Es gibt seit 2018 einen Bundesopferbeauftragten in Deutschland. Die meisten Länder haben mittlerweile ebenfalls Opferbeauftragte; seit 2021 auch Sachsen-Anhalt.

Wir haben in Sachsen-Anhalt eine vielfältige Landschaft von halbstaatlichen und nicht staatlichen Institutionen, die sich dem Opferschutz engagiert widmen. Die Landesopferbeauftragte ist für Betroffene und deren Angehörige in Fällen von Terrorismus und sonstigen auf Straftaten beruhenden Großschadensereignissen zentrale Ansprechpartnerin. Sie vernetzt die Akteure im Hilfesystem und unterstützt dadurch die Geschädigten und deren Angehörige. Sie ist damit vor allem ein Wegweiser, eine neutrale Lotsin für jeden Betroffenen, jede Betroffene.

Sehr geehrte Damen und Herren! In Ergänzung dieses sehr wichtigen Angebotes soll in Sachsen-Anhalt ein Opferhilfefonds gegründet werden, der als subsidiäre Hilfeleistung Opfern von Gewalttaten die Möglichkeit eröffnet, unbürokratisch Hilfe zu erlangen und Härtefälle auszugleichen. Der vorliegende Antrag der Regierungsfraktionen untermauert das Anliegen und ist ein wichtiges Signal an die Gesellschaft; denn kein Opfer wird vergessen.

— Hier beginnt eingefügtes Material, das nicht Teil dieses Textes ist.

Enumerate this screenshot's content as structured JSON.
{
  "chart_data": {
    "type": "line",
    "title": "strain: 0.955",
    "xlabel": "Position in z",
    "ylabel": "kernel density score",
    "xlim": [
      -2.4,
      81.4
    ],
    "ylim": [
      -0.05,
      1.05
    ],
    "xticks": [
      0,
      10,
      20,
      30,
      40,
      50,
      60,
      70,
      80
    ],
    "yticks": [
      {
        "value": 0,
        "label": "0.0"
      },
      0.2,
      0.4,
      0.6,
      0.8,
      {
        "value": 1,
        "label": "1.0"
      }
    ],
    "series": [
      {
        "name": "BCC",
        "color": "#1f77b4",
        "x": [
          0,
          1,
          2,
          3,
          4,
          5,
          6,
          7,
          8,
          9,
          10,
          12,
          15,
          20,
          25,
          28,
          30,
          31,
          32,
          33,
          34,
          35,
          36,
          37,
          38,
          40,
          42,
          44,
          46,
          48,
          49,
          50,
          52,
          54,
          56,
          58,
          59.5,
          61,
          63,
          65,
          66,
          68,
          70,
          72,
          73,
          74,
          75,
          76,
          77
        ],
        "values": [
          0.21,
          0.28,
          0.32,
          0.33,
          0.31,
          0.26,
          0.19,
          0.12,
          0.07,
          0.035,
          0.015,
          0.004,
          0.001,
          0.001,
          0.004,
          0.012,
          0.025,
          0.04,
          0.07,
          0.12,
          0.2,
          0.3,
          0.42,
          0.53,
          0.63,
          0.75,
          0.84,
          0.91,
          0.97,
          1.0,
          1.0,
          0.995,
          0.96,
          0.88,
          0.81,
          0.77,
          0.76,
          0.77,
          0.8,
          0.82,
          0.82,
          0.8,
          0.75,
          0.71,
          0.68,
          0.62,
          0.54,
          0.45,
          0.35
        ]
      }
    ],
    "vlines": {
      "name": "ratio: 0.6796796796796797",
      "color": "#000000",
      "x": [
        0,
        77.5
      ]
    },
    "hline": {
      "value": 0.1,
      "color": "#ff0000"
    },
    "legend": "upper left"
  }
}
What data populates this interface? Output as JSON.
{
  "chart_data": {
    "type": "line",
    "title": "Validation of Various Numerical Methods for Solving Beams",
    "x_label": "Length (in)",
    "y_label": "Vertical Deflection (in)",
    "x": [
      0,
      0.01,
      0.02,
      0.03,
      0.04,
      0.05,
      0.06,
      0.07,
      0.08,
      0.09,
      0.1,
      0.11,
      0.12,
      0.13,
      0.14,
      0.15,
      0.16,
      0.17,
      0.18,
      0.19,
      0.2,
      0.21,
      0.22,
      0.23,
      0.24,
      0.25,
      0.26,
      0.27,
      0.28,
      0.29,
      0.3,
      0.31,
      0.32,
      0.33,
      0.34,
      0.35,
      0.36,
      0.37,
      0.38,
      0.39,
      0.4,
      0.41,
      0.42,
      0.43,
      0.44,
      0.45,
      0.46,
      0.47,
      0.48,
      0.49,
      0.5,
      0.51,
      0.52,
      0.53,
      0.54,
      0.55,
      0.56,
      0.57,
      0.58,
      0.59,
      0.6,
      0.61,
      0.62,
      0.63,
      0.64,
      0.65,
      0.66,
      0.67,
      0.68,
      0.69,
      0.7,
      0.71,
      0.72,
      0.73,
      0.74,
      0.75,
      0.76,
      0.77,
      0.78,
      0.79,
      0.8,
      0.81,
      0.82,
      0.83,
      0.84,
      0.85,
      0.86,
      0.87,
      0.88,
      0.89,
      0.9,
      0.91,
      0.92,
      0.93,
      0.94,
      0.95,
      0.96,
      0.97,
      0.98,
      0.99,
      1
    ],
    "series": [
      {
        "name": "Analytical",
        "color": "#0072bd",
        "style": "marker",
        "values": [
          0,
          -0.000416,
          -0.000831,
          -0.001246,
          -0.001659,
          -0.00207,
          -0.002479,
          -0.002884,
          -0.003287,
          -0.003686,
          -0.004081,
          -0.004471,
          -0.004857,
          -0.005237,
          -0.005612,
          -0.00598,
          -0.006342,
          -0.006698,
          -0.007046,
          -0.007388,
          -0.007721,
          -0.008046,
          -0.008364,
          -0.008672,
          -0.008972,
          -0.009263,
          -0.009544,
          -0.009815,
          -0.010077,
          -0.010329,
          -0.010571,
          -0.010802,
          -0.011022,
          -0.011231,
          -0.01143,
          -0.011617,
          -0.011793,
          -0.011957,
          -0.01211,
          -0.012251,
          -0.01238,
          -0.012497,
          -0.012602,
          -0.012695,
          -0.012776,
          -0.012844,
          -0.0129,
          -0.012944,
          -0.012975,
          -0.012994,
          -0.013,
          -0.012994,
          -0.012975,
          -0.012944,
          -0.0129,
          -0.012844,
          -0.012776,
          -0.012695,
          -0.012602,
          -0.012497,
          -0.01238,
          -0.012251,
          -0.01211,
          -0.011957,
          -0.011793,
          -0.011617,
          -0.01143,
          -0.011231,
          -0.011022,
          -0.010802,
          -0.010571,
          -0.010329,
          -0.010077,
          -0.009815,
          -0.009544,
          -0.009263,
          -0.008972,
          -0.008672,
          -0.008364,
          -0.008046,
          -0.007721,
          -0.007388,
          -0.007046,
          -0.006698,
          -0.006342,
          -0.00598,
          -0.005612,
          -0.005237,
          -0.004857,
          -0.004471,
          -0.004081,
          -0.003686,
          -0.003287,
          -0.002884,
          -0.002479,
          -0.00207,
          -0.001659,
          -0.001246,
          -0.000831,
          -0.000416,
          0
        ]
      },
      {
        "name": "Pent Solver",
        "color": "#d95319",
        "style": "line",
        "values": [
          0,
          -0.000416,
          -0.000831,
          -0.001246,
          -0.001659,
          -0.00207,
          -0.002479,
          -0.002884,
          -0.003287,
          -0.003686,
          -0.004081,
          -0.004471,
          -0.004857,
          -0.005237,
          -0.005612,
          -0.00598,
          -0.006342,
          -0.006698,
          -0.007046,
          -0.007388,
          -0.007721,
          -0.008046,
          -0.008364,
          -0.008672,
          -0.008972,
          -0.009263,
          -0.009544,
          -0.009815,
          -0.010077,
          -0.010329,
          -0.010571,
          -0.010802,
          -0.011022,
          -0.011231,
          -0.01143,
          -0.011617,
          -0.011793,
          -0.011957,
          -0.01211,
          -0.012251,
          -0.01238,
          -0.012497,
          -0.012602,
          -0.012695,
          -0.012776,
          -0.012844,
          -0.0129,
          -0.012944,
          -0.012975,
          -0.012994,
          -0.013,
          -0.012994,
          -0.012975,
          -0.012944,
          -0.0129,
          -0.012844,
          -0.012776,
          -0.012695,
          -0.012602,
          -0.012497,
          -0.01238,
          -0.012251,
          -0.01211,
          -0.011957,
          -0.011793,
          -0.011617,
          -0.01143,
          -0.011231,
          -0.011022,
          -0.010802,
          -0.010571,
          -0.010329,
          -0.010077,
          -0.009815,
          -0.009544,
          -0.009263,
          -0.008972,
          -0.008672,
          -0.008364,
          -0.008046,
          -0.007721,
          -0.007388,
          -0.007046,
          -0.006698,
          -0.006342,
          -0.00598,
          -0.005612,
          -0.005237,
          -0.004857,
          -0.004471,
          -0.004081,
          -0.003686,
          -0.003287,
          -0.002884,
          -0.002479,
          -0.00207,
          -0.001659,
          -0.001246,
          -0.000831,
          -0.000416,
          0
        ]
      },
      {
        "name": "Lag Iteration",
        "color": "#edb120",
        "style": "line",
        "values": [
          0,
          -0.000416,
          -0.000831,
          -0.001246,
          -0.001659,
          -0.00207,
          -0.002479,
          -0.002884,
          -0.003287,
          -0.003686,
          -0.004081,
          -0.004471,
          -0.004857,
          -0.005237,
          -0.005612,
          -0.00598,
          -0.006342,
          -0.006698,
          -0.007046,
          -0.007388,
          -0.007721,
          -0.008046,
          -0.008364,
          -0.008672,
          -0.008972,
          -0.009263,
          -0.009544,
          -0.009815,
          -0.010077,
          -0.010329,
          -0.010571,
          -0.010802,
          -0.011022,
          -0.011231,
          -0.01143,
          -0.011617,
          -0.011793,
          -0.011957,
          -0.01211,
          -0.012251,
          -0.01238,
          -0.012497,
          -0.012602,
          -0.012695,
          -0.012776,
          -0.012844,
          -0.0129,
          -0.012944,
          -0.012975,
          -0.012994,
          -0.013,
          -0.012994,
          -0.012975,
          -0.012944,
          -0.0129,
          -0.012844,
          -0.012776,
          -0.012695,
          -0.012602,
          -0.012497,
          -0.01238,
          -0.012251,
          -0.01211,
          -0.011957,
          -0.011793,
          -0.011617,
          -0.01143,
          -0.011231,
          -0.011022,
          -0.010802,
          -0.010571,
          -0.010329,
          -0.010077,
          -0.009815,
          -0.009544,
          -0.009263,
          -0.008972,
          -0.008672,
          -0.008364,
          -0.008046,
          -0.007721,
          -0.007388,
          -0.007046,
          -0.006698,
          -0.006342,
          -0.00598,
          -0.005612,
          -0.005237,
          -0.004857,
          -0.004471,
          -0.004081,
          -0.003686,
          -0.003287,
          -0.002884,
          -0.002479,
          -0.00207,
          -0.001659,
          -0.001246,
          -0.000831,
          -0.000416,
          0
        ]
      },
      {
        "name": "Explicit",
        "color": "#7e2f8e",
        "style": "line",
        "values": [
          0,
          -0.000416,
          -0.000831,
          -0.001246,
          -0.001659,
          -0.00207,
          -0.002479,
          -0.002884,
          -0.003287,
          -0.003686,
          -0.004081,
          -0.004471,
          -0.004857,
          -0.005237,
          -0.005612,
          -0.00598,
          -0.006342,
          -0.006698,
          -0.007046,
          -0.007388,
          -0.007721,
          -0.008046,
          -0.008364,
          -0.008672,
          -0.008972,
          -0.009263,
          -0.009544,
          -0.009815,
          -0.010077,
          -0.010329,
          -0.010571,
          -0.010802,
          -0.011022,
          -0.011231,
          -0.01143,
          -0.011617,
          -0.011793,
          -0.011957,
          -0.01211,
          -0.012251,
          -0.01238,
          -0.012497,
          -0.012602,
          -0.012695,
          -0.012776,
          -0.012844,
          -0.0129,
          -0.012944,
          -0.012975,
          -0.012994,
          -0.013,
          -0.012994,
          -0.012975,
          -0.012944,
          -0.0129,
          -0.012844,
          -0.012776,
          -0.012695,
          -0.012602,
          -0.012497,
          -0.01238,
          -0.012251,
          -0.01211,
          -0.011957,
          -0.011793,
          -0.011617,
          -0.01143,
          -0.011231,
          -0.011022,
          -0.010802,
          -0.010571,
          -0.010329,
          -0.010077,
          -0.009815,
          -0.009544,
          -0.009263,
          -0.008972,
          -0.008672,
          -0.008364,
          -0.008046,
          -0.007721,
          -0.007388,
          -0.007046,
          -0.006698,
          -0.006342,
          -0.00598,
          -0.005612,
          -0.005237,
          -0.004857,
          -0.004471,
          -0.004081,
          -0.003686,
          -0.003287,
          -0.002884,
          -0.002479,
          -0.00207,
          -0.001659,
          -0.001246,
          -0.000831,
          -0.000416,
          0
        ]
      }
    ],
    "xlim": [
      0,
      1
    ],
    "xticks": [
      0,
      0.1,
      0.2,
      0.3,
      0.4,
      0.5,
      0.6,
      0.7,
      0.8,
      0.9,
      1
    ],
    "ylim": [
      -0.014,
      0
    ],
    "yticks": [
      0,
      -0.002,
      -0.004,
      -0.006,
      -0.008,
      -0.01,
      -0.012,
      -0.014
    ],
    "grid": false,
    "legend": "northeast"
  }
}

Sehr geehrte Damen und Herren! Die Erfahrung lehrt, es kann nicht gelingen, alle Eventualitäten vorbeugend aufzufangen und alle Konstellationen zu prognostizieren. Lassen Sie mich in diesem Kontext ein Beispiel nennen. In dem Prozess um den Attentäter von Halle tauchte plötzlich die Frage auf, wie mit den Reisekosten der für diesen Prozess so wichtigen Nebenkläger umzugehen war, die zu einem großen Teil aus dem Ausland anreisen mussten. Das war bislang gesetzlich nicht hinlänglich geregelt und der Bund fand eine Ad-hoc-Lösung zur finanziellen Entlastung der Betroffenen.

Anschließend wurde diese Lücke mit einer Richtlinienänderung auf der Bundesebene geschlossen. Daher ist es sinnvoll, mit einem Opferhilfefond auch auf der Landesebene ergänzende Unterstützung anzubieten, wenn andere Hilfesysteme nicht greifen. Damit stehen wir im Einklang mit dem Bundesopferbeauftragten.

Es hat sich gezeigt, dass die Bedürfnisse von Betroffenen schwerer Gewalttaten sehr breit gefächert sind und weitere finanzielle Hilfen notwendig sein können. Mit den geplanten Haushaltsmitteln in Höhe von 50 000 € für das Haushaltsjahr 2022 wollen wir einen Startpunkt setzen. Wir werden uns über die Ausgestaltung und die Detailfragen verständigen und im Ausschuss für Recht, Verfassung und Verbraucherschutz ausführlich dazu beraten. Ich nehme den hier vorliegenden Antrag, sollte er so beschlossen werden, gern als Arbeitsauftrag mit. - Vielen Dank.